Again he looked at her. "Yes. But I can't. I'd be hanged."

"Take the King's Pardon."

"I - " He stuck a finger in his mouth and gnawed at the nail. "Thatch would never let me."

Beth's heart was pounding. "We could sneak away tonight, you and I. They're all distracted by this thing they've got to do up the river." Looking up the shore to her right, she wondered why they called that expanse of marsh a river.

Bonnett smiled nervously and licked his lips again, and once more she smelled the brandy. "You and I," he began, reaching out a pudgy hand.

"Right," she said, stepping back away from him. "Escape. Tonight. When the hunsi kanzo is busy up the river."

The reference to Blackbeard sobered Bonnett, and he scowled and resumed chewing his fingernail.

Not wanting to let him see the desperate hope in her eyes, Beth Hurwood looked away from him, back toward the marsh, perhaps, she thought, they call it a river because it's so nearly one. All the local moisture does tend to move westward, though as slowly in most places as brandy working its way through a fruitcake, and the shallow evening fogs certainly follow the course of it and would soon drench an exposed person almost as thoroughly as if he'd been swimming.

She closed her eyes. Calling this swamp a river seemed typical of the way this dreadful New World worked - everything was still raw and unformed out here on the world's western edge, and bore only the most remote resemblances to the settled and solidified eastern hemisphere. And though now she heard Bonnett shift on the log, and quickly turned to face him, it fleetingly occurred to her that the undeveloped nature of these lands might have a lot to do with why her father had come, and why he had taken her with him.

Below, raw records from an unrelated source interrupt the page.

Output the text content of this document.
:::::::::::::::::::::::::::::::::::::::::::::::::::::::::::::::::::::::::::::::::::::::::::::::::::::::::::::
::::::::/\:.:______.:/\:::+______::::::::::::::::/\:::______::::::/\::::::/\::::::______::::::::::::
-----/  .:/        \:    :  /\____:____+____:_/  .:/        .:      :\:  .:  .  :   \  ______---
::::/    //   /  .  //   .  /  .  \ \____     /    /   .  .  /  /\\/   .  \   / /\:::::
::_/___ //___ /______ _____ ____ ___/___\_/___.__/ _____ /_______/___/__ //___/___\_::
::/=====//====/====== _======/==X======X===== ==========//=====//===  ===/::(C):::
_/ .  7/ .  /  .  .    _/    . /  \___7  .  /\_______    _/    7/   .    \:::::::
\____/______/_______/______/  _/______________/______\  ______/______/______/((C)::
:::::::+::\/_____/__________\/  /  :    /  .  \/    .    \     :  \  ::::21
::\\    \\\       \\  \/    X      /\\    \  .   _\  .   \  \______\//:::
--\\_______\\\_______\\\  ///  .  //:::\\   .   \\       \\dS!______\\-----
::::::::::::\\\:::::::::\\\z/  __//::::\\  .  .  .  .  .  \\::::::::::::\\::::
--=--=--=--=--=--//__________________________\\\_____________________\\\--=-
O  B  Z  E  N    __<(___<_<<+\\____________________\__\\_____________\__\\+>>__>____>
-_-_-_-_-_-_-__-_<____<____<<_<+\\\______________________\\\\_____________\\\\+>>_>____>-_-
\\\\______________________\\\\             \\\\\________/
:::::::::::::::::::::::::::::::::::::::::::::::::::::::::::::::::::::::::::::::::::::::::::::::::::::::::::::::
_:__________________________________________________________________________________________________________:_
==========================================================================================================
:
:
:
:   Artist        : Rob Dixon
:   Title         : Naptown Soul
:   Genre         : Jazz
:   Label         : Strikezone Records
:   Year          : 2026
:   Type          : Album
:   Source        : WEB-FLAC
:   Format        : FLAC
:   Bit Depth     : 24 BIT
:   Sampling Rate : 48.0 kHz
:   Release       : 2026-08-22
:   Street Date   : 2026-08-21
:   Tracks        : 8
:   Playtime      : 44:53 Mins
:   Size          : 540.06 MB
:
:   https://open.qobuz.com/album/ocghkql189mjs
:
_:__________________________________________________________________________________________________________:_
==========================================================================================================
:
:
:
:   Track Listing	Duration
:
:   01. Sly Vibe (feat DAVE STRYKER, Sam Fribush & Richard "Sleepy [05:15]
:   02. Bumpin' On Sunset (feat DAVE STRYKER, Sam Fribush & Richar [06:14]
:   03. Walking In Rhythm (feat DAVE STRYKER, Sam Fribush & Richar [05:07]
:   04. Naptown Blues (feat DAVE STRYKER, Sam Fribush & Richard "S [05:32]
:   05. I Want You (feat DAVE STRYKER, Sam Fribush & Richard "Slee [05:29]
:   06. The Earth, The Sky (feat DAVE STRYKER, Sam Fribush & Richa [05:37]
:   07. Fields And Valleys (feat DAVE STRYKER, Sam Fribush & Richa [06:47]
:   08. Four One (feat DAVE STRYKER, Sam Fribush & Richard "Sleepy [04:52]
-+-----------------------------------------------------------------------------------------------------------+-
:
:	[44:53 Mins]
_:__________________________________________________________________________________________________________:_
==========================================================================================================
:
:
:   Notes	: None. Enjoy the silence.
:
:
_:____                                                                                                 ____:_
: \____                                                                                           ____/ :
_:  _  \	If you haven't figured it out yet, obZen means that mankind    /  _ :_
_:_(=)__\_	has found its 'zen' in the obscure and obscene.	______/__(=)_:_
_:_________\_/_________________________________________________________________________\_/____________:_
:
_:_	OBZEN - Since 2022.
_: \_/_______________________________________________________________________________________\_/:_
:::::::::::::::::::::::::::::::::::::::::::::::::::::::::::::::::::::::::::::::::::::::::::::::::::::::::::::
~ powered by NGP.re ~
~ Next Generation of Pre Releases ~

Bonnett was leaning forward, and in the early twilight she could see the frown of tenuous determination on his pudgy old face. "I'll do it," he said almost in a whisper. "I think I must. I think going up the river tonight would be the end of me ... though no doubt my body would still walk and speak and carry out Thatch's orders."

"Are there enough men aboard your ship right now to sail it?" she asked, standing up so quickly that the hut rocked on its wooden stilts.

Bonnett squinted up at her. "The Revenge? We can't take her. Do you imagine no one would see or hear us raise anchor and set the sails and move out? No, we'll provision a boat and put in it whatever we can find to improvise a mast and sail, and row away down the coast with muffled oars, and then just take our chances on the open sea. God's far more merciful than Thatch." He gasped suddenly and grabbed her wrist. "Christ! Wait a minute! Is this a trap? Did Thatch send you here - to test me? I forgot your father's his partner ... "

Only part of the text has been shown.